Mais l’été file, août ramène les incendies, le feu bénéfique qui régénère, dont il faut protéger les hommes et les maisons. Orange et noir, couleurs du feu, couleurs d’Halloween.  Bass va camper avec sa femme Elizabeth, qui est peintre. Il cueille les fraises avec ses filles, leur apprend à « regarder et écouter ».

Le journal des cinq saisons respire l’accord profond entre un homme et un lieu – « cet endroit qu’on a choisi et qui vous a choisi. » Rick Bass chante le Yaak, déborde d’amour pour son paysage farouche. Il y prend des leçons d’équilibre, d’harmonie, de rythme. C’est envoûtant. La vallée des cerfs, des couguars et des grizzlis n’a besoin ni de touristes négligents, ni de nouvelles routes. Le Yaak a besoin d’être préservé, transmis tel quel aux générations à venir. Un témoignage pour les naturalistes de l’an 2100 ? En tout cas, un régal.

Commentaires

  • J'aime lire des billets enthousiastes qui viennent me donner l'envie de rouvrir un livre lu !
    ce journal est vraiment un régal
    Dans la même veine si tu ne l'as pas lu, tu peux te régaler avec "almanach d'un comté de sable" d'Aldo Léopold peut être un peu difficile à trouver mais c'est un peu régal

  • Merci à toi de m'avoir fait connaître ce livre, Dominique, et pour ta nouvelle suggestion.

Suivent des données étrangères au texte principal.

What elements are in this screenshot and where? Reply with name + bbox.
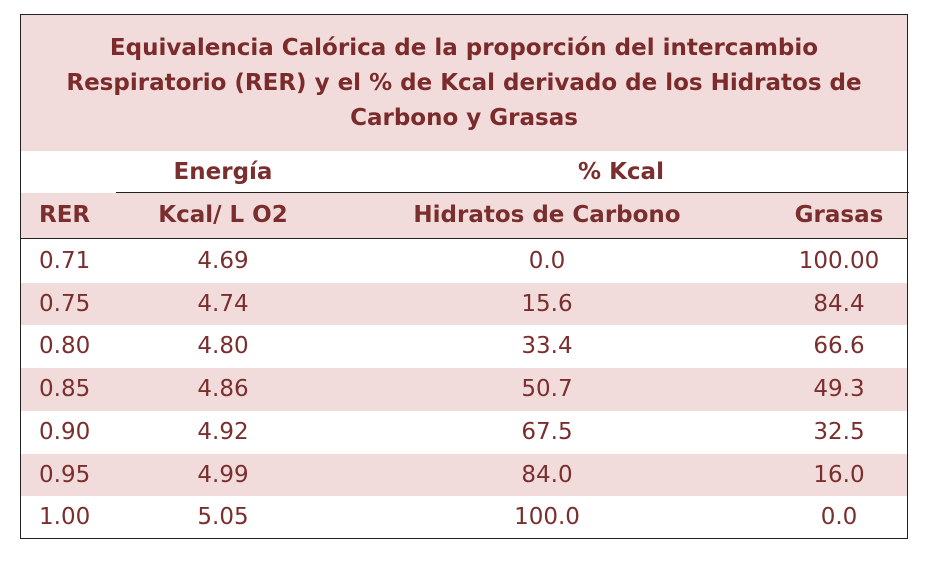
table-cell: 84.0 <box>521 461 573 488</box>
table-cell: 33.4 <box>521 333 573 360</box>
row-band <box>21 282 907 326</box>
table-cell: 5.05 <box>197 504 249 531</box>
column-header: RER <box>39 202 91 228</box>
table-cell: 0.85 <box>39 376 91 403</box>
table-cell: 4.92 <box>197 418 249 445</box>
table-cell: 4.80 <box>197 333 249 360</box>
table-cell: 49.3 <box>813 376 865 403</box>
column-header: Hidratos de Carbono <box>413 202 681 228</box>
row-band <box>21 453 907 497</box>
table-cell: 0.71 <box>39 248 91 274</box>
title-line: Respiratorio (RER) y el % de Kcal deriva… <box>66 69 862 96</box>
table-cell: 0.80 <box>39 333 91 360</box>
table-cell: 0.90 <box>39 418 91 445</box>
column-header: Grasas <box>794 202 884 228</box>
table-cell: 4.99 <box>197 461 249 488</box>
table-cell: 4.86 <box>197 376 249 403</box>
table-cell: 4.69 <box>197 248 249 274</box>
table-cell: 84.4 <box>813 290 865 317</box>
table-title: Equivalencia Calórica de la proporción d… <box>21 15 907 151</box>
table: Equivalencia Calórica de la proporción d… <box>20 14 909 539</box>
group-header: % Kcal <box>578 159 664 185</box>
rule <box>116 192 909 193</box>
group-header: Energía <box>173 159 273 185</box>
table-cell: 66.6 <box>813 333 865 360</box>
title-line: Equivalencia Calórica de la proporción d… <box>109 34 819 61</box>
table-cell: 0.95 <box>39 461 91 488</box>
column-header: Kcal/ L O2 <box>158 202 288 228</box>
table-cell: 100.00 <box>798 248 880 274</box>
title-line: Carbono y Grasas <box>350 104 578 131</box>
table-cell: 0.0 <box>528 248 566 274</box>
row-band <box>21 368 907 411</box>
table-cell: 4.74 <box>197 290 249 317</box>
rule <box>21 238 907 239</box>
table-cell: 32.5 <box>813 418 865 445</box>
table-cell: 67.5 <box>521 418 573 445</box>
table-cell: 1.00 <box>39 504 91 531</box>
table-cell: 16.0 <box>813 461 865 488</box>
table-cell: 0.0 <box>820 504 858 531</box>
table-cell: 15.6 <box>521 290 573 317</box>
table-cell: 0.75 <box>39 290 91 317</box>
table-cell: 50.7 <box>521 376 573 403</box>
header-band <box>21 193 907 238</box>
table-cell: 100.0 <box>514 504 580 531</box>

  • Ah que tu donnes envie de se régaler avec toi! Beauté et harmonie de l'homme avec la nature, un rêve.
    (je m'en vais rattraper mon retard peu à peu, lire tes billets)
    Belle journée Tania, un beso.

  • "Il est attaché au marais, « à l’esprit qui en émane »" rien que cette phrase me donne envie de lire tout le livre.
    Ce Rick Bass est un indien blanc, en fait.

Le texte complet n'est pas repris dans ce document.